Camp 3 to Camp 4 (7,500-7,600m)

“That is, of course, unless you fix the entire route,” Benet said. “That is what we found in 2014. When we returned from the summit, there were ropes all the way down from Camp 4, probably 5,000 to 6,000m of rope in all.”

Camp 3 on Kangchenjunga. Photo: N.Meroi /R. Benet

 

The route from Camp 3 to Camp 4 is the easiest of the whole climb, according to Romano Benet. As long as one does not get lost on the plateau in bad weather, it’s just walking until Camp 4, which is usually around 7,400m. Although Meroi and Benet pitched their higher camp some 200m higher, “it was inside a crevasse,” said Meroi.

From Camp 4, the situation changes radically until the summit.

Summit day (7,600m to 8,586m)

The route from Camp 3 to the summit. Photo: N.Meroi/R.Benet

 

The imposing last section of Kangchenjunga is mainly on rock, with some ice and mixed sections. If there are no ropes, it is essential to memorize the most sensible way up the face to the summit.

“Bear in mind that you will set off at night,” said Benet. “There are so many couloirs that mistakes are easy to make.”

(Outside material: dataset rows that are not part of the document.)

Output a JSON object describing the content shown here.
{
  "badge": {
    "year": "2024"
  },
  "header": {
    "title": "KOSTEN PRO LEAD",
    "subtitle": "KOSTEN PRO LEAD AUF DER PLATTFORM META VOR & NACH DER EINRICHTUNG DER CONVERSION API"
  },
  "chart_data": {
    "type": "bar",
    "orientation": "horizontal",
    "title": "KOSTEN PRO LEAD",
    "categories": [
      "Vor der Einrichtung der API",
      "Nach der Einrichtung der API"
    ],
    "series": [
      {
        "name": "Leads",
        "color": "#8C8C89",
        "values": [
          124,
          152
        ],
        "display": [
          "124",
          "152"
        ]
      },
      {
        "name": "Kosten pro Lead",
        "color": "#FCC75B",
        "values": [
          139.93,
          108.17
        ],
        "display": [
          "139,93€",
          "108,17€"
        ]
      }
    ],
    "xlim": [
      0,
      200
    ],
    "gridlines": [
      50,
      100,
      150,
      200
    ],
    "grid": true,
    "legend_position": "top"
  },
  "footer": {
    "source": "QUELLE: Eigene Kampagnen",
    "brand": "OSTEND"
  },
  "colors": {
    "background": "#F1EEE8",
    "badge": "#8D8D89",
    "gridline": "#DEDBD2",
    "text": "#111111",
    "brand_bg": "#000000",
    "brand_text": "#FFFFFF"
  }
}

You start up a 700m-long couloir of 45-50º hard snow leading to the rocky face. The face, they explain, is mainly vertical, technical rock with some mixed sections. There are several Grade III passages — not that easy at 8,000m wearing mittens and expedition boots.

Again, the face is so big that it allows many variations, but the difficulty is virtually the same everywhere. There is no chance to relax until the summit.

“Jorge Egocheaga had told us that there was a short rappel somewhere near the summit, and I was fearing that moment,” Nives Meroi recalled. “But we never came to a rappel point. Instead, we eventually just reached the summit. Obviously, the Spaniards had taken a slightly different route. That is why it is so important to study and pick the most logical line.”

Benet pointed out that commercial teams take a longer way where they can fix the ropes better. “We are more used to alpinism and looked for the most direct line to the top,” he said.

The summit of Kangchenjunga. Photo: N.Meroi/R.Benet

 

Both climbers agree that the summit itself is unmistakable. “It’s a 10m-tall tower ending in a flat granite platform, quite comfortable for taking pictures.”

Some climbers diplomatically stay away from this highest point, out of respect for the people of Sikkim, for whom the mountain is sacred. “I stopped just a couple of steps before the highest point,” said Meroi.

Getting down

Meroi emphasizes how important it is to keep strength in reserve for the descent. “It’s demanding, technical, and exposed, especially if there are no fixed ropes,” she said.

On their climb, the couple had only a 20m rope that they used to rappel down the vertical sections. Some they just downclimbed. But it’s nearly 1,000 vertical metres from the summit down to Camp 4, and it requires a climber’s full attention and skills. In low visibility, the chance of getting lost increases dramatically.

Without oxygen or ropes, C4 was about the limit for Meroi and Benet. “We left at midnight and we came back from the summit to our C4 tent at 6 pm,” Meroi said. “It’s not uncommon for climbers to reach Camp 4 at night,” Benet added.

Back down the valley. Photo: N.Meroi/R.Benet

 

Despite its challenging 1,000m between Camp 4 and the summit, Kangchenjunga is an unforgettable experience. “It’s so huge and so beautiful,” Romano said. “I also like its technical difficulty. It is an alpinist’s peak, where you actually have to climb, not just walk up.”